Western discourses largely caricature Saudi Arabia as a geopolitical sex-bomb, carousing slyly with Israel after dusk falls. Much of the gossip is of Israeli origin, which has an interest in projecting the narrative that Saudi Arabia is conspiring with US President Donald Trump’s son-in-law Jared Kushner to attack Iran.
Doomsday scenarios are appearing that 2018 will be the year of Armageddon, finally. If there is a war, it could destroy the world, because trust the Iranians to inflict such losses on the attacker that the world order will never be the same again.
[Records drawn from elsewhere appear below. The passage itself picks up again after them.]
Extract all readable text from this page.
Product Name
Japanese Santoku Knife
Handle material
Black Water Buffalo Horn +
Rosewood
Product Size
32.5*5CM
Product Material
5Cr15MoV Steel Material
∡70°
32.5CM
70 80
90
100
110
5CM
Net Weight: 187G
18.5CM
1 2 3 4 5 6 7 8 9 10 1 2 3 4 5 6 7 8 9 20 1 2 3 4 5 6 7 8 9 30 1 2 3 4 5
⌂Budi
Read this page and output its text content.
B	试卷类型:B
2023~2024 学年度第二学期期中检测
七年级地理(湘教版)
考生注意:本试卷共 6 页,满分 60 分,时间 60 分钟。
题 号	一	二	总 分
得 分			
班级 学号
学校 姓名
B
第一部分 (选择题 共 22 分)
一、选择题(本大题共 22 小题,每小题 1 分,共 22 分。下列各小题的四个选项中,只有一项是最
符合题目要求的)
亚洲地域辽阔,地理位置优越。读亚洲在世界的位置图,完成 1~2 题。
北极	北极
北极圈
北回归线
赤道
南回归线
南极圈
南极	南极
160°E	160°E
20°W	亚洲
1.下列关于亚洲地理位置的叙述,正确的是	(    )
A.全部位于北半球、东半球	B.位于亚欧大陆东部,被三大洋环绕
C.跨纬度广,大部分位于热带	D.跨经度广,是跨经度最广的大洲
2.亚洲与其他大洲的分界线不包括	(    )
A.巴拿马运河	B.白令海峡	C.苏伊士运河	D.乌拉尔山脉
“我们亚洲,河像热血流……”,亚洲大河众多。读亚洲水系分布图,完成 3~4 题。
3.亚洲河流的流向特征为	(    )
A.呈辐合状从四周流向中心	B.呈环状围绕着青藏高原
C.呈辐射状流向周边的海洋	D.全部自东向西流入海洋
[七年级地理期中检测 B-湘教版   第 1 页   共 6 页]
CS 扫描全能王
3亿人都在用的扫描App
Therefore, the only adult in the room in the White House, Defense Secretary James Mattis, clarified on Friday that he was not stepping up. When poked by Pentagon reporters as to why in that case the US ambassador to the United Nations, Nikki Haley, held a masterly show at a military base in Washington the previous day displaying weapons that Iran is allegedly providing the Houthi guerrillas of Yemen, Mattis had a ready reply.
“It’s the reason Ambassador Haley was there and not one of our generals,” he said. “This is a diplomatically led effort to expose to the world what Iran is up to.” Mattis is a rare general with steely nerves and a good sense of humor too.
On probing whether the “absolutely terrifying” shred of missile Haley displayed didn’t warrant an emboldened or expanded US military response from the US, Mattis flatly said: “Not militarily, no.”
Tehran brushed aside Haley’s performance as theatrics to hide the US role in the war in Yemen. Foreign Minister Mohammad Javad Zarif in a tweet compared Haley’s presentation of “alternate facts” to what former US secretary of state Colin Powell once did in the UN Security Council in a February 2003 speech about Saddam Hussein. (Zarif used to be Iran’s ambassador to the UN.) Zarif tweeted caustically: “When I was based at the UN, I saw this [Powell] show and what it begat….”
Interestingly, Zarif tweeted on the same day that Iraq’s most revered Shia cleric, Ayatollah Ali al-Sistani, ruled in a sermon at the weekly prayers in the holy city of Karbala that the Hashd al-Shaabi, the controversial paramilitary force that was trained, equipped and deployed by the commander of Iran’s Quds Force, General Qasem Soleimani, and numbering around 140,000 fighters, shall not be disbanded (although ISIS has been defeated) and shall instead be absorbed into Baghdad’s security system so as “to continue to benefit from this important source of energy.”
Mattis would know that Saudi Arabia is increasingly a brooding, introverted, soul-searching ally reflecting over the meaning of life
Simply put, if there is an attack on Iran, count on Iraq to be in the “resistance front.” Mattis knows that war with Iran would be serious business. For argument’s sake, just how does the US launch a war on Iran? From Europe? With the blossoming of ties between Qatar and Iran, the US Central Command faces a new dilemma.
Mattis retired as the head of the Central Command in 2013 and he knows the region. He would know that Saudi Arabia is increasingly a brooding, introverted, soul-searching ally reflecting over the meaning of life – past adventures and consequent defeats on the bleached landscape. Mattis can hear the dull roar of Saudi withdrawal as much as Richard Haass, president of the Council on Foreign Relations, who wrote this week:
The problem for Trump and Jared Kushner, who heads US policy in this area, is that the Saudis are likely to prove much less of a diplomatic partner than the White House had counted on. If the new crown prince is worried about his domestic political standing, he will be reluctant to stand shoulder to shoulder with an American president seen as too close to … Israel.
This assessment is borne out by an essay penned recently by top Saudi pundit Ali al-Shihabi, director of the Arabia Foundation (a Saudi think-tank based in Washington, DC), where he underscored that Saudi Arabia was preoccupied with reorienting its foreign policies, attending to the disrepair of its own house, and as much as Iran’s surge is a matter of deep concern, “Saudi leaders are instead operating on a longer timeline and do not expect immediate results.”
Indeed, the major events for Saudi Arabia this week were three: one, a US$19 billion stimulus plan with initiatives the government hopes will result in direct and indirect job creation for youth; two, the momentous decision to lift the ban on cinemas; and, three, the arrival in Riyadh of John Travolta to “discuss live” his career and Hollywood.
When Travolta discusses his movie Saturday Night Fever, it will be a poignant moment for Saudi youth. As recently as January Saudi Arabia’s highest-ranking religious authority, Abdul Aziz Al Sheikh, warned against the “depravity” of commercial cinemas and opposed their opening. Now the US-based movie chain AMC Entertainment has brought Travolta in. And IMAX is on the verge of opening cinemas in Saudi Arabia.
Saudi youth want jobs, and in a hard day’s night, they don’t want to sleep like a log, either. They’d like to dance away until morning like Travolta to The Bee Gees’ “You Should Be Dancing.”
The 32-year-old crown prince, Mohammed bin Salman, gets the point – and prioritizes it. What Jerusalem? What Iran?